There is a methodology that regards Euclidean plane as a set of points satisfying a certain connection, which can be expressed according to distance and angle. One is translation, that is, moving this plane makes all points move the same distance in the same direction. The second is about the rotation of a fixed point on this plane, and all points on the plane rotate at the same angle around this fixed point. A basic principle of Euclidean geometry is that if a graph can be transformed into another graph through a series of translation and rotation, then two graphs (subsets) of a plane should be considered equivalent (congruence). (See Euclid Group). [2]

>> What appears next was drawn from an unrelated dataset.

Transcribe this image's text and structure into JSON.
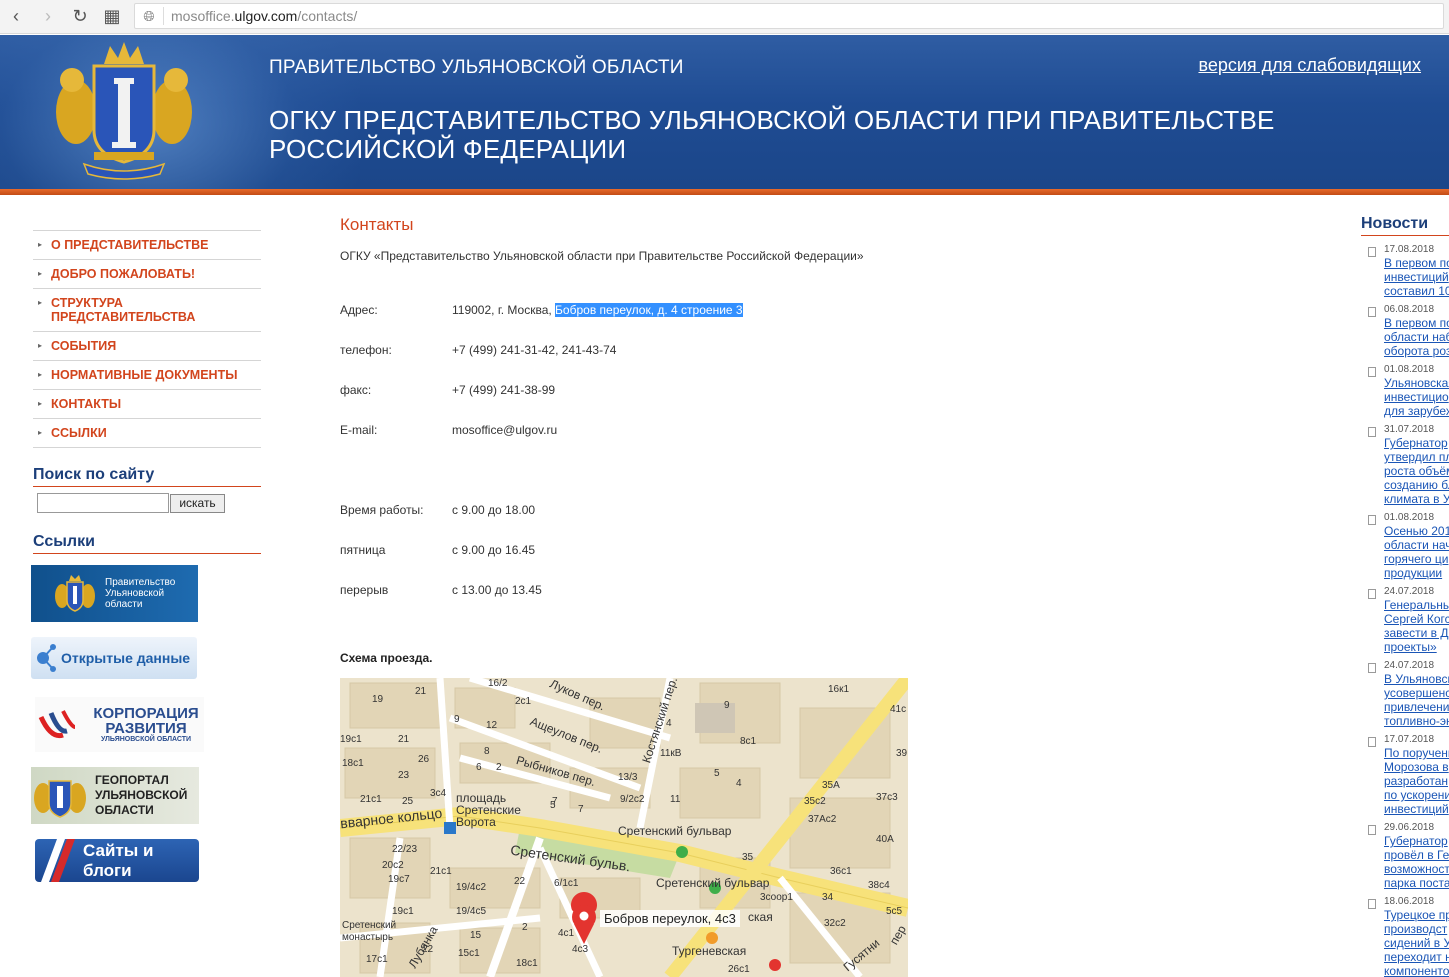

The last problem of Euclidean space is that it is not a vector space technically, but an affine space acted by vector space. Intuitively, the difference lies in where the origin should be located in this space. There is no standard choice because it can move around. This technology is ignored in this paper.
Euclidean space, abbreviated as Euclidean space (also called plane space), is a generalization of two-dimensional and three-dimensional spaces that Euclid studied in mathematics. This generalization transforms Euclid's concepts of distance and related length and angle into a coordinate system of any dimension. This is a "standard" example of finite dimension, real number and inner product space. Euclidean space is a special metric space, which enables us to study its topological properties, such as compactness. Inner product space is a generalization of Euclidean space. Both inner product space and metric space are discussed in functional analysis.
Euclidean space plays a role in the definition of manifolds containing Euclidean geometry and non-Euclidean geometry. The mathematical motivation of defining distance function is to define the tee-off around a point in space. This basic concept proves the difference between Euclidean space and other manifolds. Differential geometry introduces differential into moving skills and local Euclidean space, and discusses many properties of non-Euclidean manifolds.
Euclidean space is a 4-dimensional or n-dimensional theoretically infinite space.